Yeah, the fact that everyone knew it was a bad idea didn't stop highly-educated, literate and eloquent people from doing it. Some very classy invective was produced this way--but again, if I look for it I'll be up all night.
Wait, Jane Smith's brill blog How Publishing Really Works has a terrif rundown on the classics here.

The internet has made it possible not only to carry on such a feud without any timelag (and without, alas, most of the eloquence, as eloquence takes time) but for everyone and his dog-that-no-one-knows-you-are-on-the-internet to weigh in and mock and share.
I like snark (I sometime explain that we are an ESL family: the first language is sarcasm) and I'm willing to watch a trainwreck happen in realtime. But the scope of the possible wreckage is more than a little scary.
On the one hand, it's possible to have an ongoing intelligent and thoughtful conversation between writer and reviewer, online.
On the other hand, it's possible for things to explode before one party even realises the fuse has been lit.

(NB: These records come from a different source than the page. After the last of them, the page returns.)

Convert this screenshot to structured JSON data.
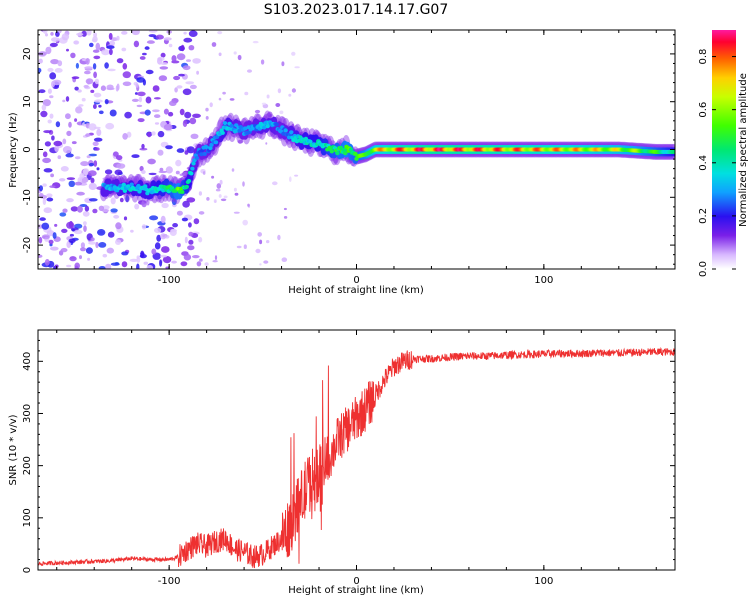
{
  "title": "S103.2023.017.14.17.G07",
  "chart_data": [
    {
      "type": "heatmap",
      "xlabel": "Height of straight line (km)",
      "ylabel": "Frequency (Hz)",
      "xlim": [
        -170,
        170
      ],
      "ylim": [
        -25,
        25
      ],
      "xticks": [
        -100,
        0,
        100
      ],
      "yticks": [
        -20,
        -10,
        0,
        10,
        20
      ],
      "colorbar": {
        "label": "Normalized spectral amplitude",
        "range": [
          0.0,
          0.9
        ],
        "ticks": [
          0.0,
          0.2,
          0.4,
          0.6,
          0.8
        ]
      },
      "ridge": {
        "x": [
          -130,
          -120,
          -110,
          -100,
          -95,
          -90,
          -85,
          -80,
          -75,
          -70,
          -60,
          -50,
          -45,
          -40,
          -35,
          -30,
          -20,
          -10,
          -5,
          0,
          5,
          10,
          20,
          40,
          60,
          80,
          100,
          120,
          140,
          160,
          170
        ],
        "y": [
          -8,
          -8,
          -8.5,
          -8,
          -9,
          -7,
          -1,
          0,
          2,
          5,
          4,
          5,
          5.5,
          4,
          3,
          2,
          1,
          -0.5,
          0,
          -1.5,
          -1,
          0,
          0,
          0,
          0,
          0,
          0,
          0,
          0,
          -0.5,
          -0.5
        ],
        "amplitude": [
          0.35,
          0.4,
          0.4,
          0.5,
          0.6,
          0.45,
          0.3,
          0.3,
          0.35,
          0.4,
          0.3,
          0.35,
          0.35,
          0.3,
          0.35,
          0.4,
          0.45,
          0.55,
          0.6,
          0.55,
          0.6,
          0.75,
          0.85,
          0.9,
          0.88,
          0.85,
          0.82,
          0.78,
          0.72,
          0.55,
          0.45
        ]
      }
    },
    {
      "type": "line",
      "xlabel": "Height of straight line (km)",
      "ylabel": "SNR (10 * v/v)",
      "xlim": [
        -170,
        170
      ],
      "ylim": [
        0,
        460
      ],
      "xticks": [
        -100,
        0,
        100
      ],
      "yticks": [
        0,
        100,
        200,
        300,
        400
      ],
      "series": [
        {
          "color": "#ee3030",
          "x": [
            -170,
            -150,
            -130,
            -120,
            -110,
            -100,
            -95,
            -90,
            -85,
            -80,
            -75,
            -70,
            -65,
            -60,
            -55,
            -50,
            -45,
            -40,
            -35,
            -30,
            -25,
            -20,
            -15,
            -10,
            -5,
            0,
            5,
            10,
            15,
            20,
            25,
            30,
            40,
            50,
            60,
            70,
            80,
            90,
            100,
            110,
            120,
            130,
            140,
            150,
            160,
            170
          ],
          "values": [
            12,
            15,
            18,
            22,
            20,
            20,
            25,
            40,
            50,
            45,
            55,
            60,
            40,
            35,
            25,
            30,
            45,
            60,
            90,
            130,
            170,
            190,
            210,
            250,
            270,
            290,
            310,
            335,
            365,
            390,
            400,
            405,
            405,
            408,
            410,
            410,
            412,
            413,
            414,
            415,
            415,
            416,
            416,
            417,
            418,
            418
          ]
        }
      ]
    }
  ]
}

I wonder what I'll do when/if I get my first negative review? Hopefully I'll have as much class as the author of Pregnesia does here. Or at least the good sense to bitch privately and offline.
Now, back to the fens!


John Chu said...

I think people have always behaved this badly. Modern technology has just made it easier to show everyone had badly we're behaving.

batgirl said...

True. No longer do we need to subscribe to a dozen literary journals to keep up with feuds. But I do think the new ease of publishing has, um, levelled the field for bad behaviour by startup publishers and self-published authors, allowing them to compete with long-established wankers.

Terri-Lynne said...

I don't get it, myself. I love a good, intelligent debate. Everyone has an opinion, and that's great--it's the name-calling I can do without. The tearing down. The intellectual bullying. I stay very clear of such flame wars. They cater to some of the very worst behaviors in humans, and the anonymity of the computer makes mean people even meaner.

I have enough things sucking away at my time. That stuff? I have no use for.

batgirl said...

I think a prerequisite to a proper flame-war is for the parties involved to believe that nothing (NOTHING!) is more important than being right. Or at least making other people admit that you are right.
In a weird way I admire the single-mindedness of those who can engage in it without getting all tangled up by worry about other people's feelings and opinions of oneself.